We acquire skills, and we work hard to hone them.
Those three men had trained hard to become pilots, and all were very experienced in the cockpit.
But over time their skills had eroded out of lack of use; the computer did it all for them, and so their skills were no longer required until they were … and when they were needed the men didn’t have them to fall back on anymore.
I thought about the odd case of Airbus Flight 447 when I read Barry Ferguson the other day talking about how colt football would have been good for both Celtic and Sevco and for the rest of the teams in the league at the same time.
I don’t believe for one second that we would have benefited from that scheme, except maybe financially.
It certainly would not have made our young stars better footballers.
Our young players are trained in skills. That takes a long time to do. A player brought to our academy in his early teens can expect to learn for about four or five years before he has to worry about Under 21 football and the gaze of the first team coaches.
Those four or five years are where the reflexive skills which make good players into great ones are crafted and nurtured. It’s for this very reason that several years ago Celtic initiated an instruction that would see all the teams under our aegis, from the youth level up, play the same style of football, a system which utilises all the good stuff our players learn in the early years.
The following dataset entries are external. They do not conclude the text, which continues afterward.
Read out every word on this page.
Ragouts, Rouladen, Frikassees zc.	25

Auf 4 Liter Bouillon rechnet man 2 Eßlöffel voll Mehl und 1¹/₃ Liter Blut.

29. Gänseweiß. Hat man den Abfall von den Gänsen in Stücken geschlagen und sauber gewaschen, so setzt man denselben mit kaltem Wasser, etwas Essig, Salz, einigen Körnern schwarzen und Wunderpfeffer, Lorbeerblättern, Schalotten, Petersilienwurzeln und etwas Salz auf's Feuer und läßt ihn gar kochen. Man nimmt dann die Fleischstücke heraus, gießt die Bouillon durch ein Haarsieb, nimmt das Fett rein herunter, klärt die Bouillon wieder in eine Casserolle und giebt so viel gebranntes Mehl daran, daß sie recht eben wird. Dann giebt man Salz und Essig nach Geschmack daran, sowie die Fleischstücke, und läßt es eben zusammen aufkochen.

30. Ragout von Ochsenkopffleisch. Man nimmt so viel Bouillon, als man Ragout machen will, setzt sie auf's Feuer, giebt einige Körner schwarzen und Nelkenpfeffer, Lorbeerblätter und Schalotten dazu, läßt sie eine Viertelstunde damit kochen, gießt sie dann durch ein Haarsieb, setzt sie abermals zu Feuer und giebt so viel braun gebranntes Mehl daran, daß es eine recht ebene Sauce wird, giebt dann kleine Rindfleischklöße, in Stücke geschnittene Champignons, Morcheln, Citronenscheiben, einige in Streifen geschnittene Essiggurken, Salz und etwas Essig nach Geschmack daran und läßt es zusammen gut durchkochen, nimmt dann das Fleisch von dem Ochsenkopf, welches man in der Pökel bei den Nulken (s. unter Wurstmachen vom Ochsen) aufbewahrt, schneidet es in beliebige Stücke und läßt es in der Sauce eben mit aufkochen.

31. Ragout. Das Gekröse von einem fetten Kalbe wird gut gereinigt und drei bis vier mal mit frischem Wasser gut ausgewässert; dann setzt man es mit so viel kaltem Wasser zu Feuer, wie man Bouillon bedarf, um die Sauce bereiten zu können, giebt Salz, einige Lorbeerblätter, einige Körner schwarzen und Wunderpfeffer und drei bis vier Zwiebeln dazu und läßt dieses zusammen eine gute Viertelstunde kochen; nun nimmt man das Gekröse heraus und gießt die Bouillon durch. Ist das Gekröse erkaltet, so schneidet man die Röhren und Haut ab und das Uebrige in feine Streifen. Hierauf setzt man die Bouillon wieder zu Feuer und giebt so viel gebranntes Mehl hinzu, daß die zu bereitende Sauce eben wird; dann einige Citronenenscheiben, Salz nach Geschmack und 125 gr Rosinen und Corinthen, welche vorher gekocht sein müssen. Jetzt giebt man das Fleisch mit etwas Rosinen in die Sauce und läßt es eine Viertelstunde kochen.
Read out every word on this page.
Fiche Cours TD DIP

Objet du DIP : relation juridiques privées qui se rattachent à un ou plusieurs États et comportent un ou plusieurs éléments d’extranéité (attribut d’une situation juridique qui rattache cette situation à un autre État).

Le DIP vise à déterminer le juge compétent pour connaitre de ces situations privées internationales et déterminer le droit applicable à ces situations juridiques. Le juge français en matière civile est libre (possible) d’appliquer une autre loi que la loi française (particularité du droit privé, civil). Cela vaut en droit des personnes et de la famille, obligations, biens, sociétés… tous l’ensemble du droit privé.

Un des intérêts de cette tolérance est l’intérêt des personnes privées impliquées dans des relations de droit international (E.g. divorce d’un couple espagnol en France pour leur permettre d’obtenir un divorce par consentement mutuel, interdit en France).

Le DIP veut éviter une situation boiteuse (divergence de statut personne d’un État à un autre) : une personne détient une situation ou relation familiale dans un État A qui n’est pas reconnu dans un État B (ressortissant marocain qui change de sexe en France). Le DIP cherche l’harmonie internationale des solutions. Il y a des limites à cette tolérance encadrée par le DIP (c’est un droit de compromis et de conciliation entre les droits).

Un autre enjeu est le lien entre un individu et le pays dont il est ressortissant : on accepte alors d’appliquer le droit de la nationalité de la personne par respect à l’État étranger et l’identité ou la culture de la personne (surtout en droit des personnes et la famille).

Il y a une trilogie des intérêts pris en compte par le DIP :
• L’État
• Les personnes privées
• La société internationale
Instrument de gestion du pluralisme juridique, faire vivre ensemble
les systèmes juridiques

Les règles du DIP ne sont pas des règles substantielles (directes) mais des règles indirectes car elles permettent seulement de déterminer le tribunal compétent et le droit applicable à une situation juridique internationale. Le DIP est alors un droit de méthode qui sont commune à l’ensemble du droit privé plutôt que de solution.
Those skills are sharpened. They are not simply allowed to fade and die.
Now, I don’t know when you last watched football in the lower leagues but it’s not a place where good players become great. It’s not an arena where silky-smooth soccer is pioneered and wonderful players nurtured.
It’s a blood-and-thunder killing field, where the long ball punt meets with the hard elbow into the ribs.
You want to kill skill? Put it in that setting a while.
All those skills we’ve taught our young players would have been for nothing in that league.
Not only would they not have been needed in the kick and rush nature of the game down there, but on those few occasions when young kids tried the flicks and feints and little runs they’d have been brutally hacked down until they didn’t want to do it anymore.
I remember when Sevco was told to play in the Third Division and for months people were telling the National Coach that this didn’t mean the likes of Lee Wallace should be left out of the Scotland squad.
Thankfully something like sanity prevailed there, and players who were going out every week against workmen and car salesmen were largely left out of the nation’s thinking.
His talent might have dazzled defences for a while but by the time his team got to the SPL he’d have been a shadow of the footballer he was, and if that’s true for him how would our kids have got better?
We all realise that great talents like Van Dijk were banging their heads on the glass ceiling of our top flight and had to leave to become the best they could be … why then did so many people fall into the trap of believing that we could benefit our young footballers by having them start in the bottom tier of the league structure here, and trusting that to do them good?
That’s not just counter-intuitive, it is clear-cut madness and shouldn’t need a lengthy discourse to point it out.
We invest a lot of money in our youth development; I cannot think of a more certain way to make sure that all that time and effort and cash were wasted.
Celtic’s youth academy is a talent factory, not just in terms of how many players we graduate to our own first team but in how many we give careers in the game to on a more general level. Few of them end up playing in the lowest tier … so why would we want all of them to start there?
The way we do things at the moment works.
I cannot believe we would have supported Sevco’s barmy scheme to insert these players into the worst possible football environment to learn.
Like those French pilots, there are some types of on-the-job learning that you really don’t get any benefit from.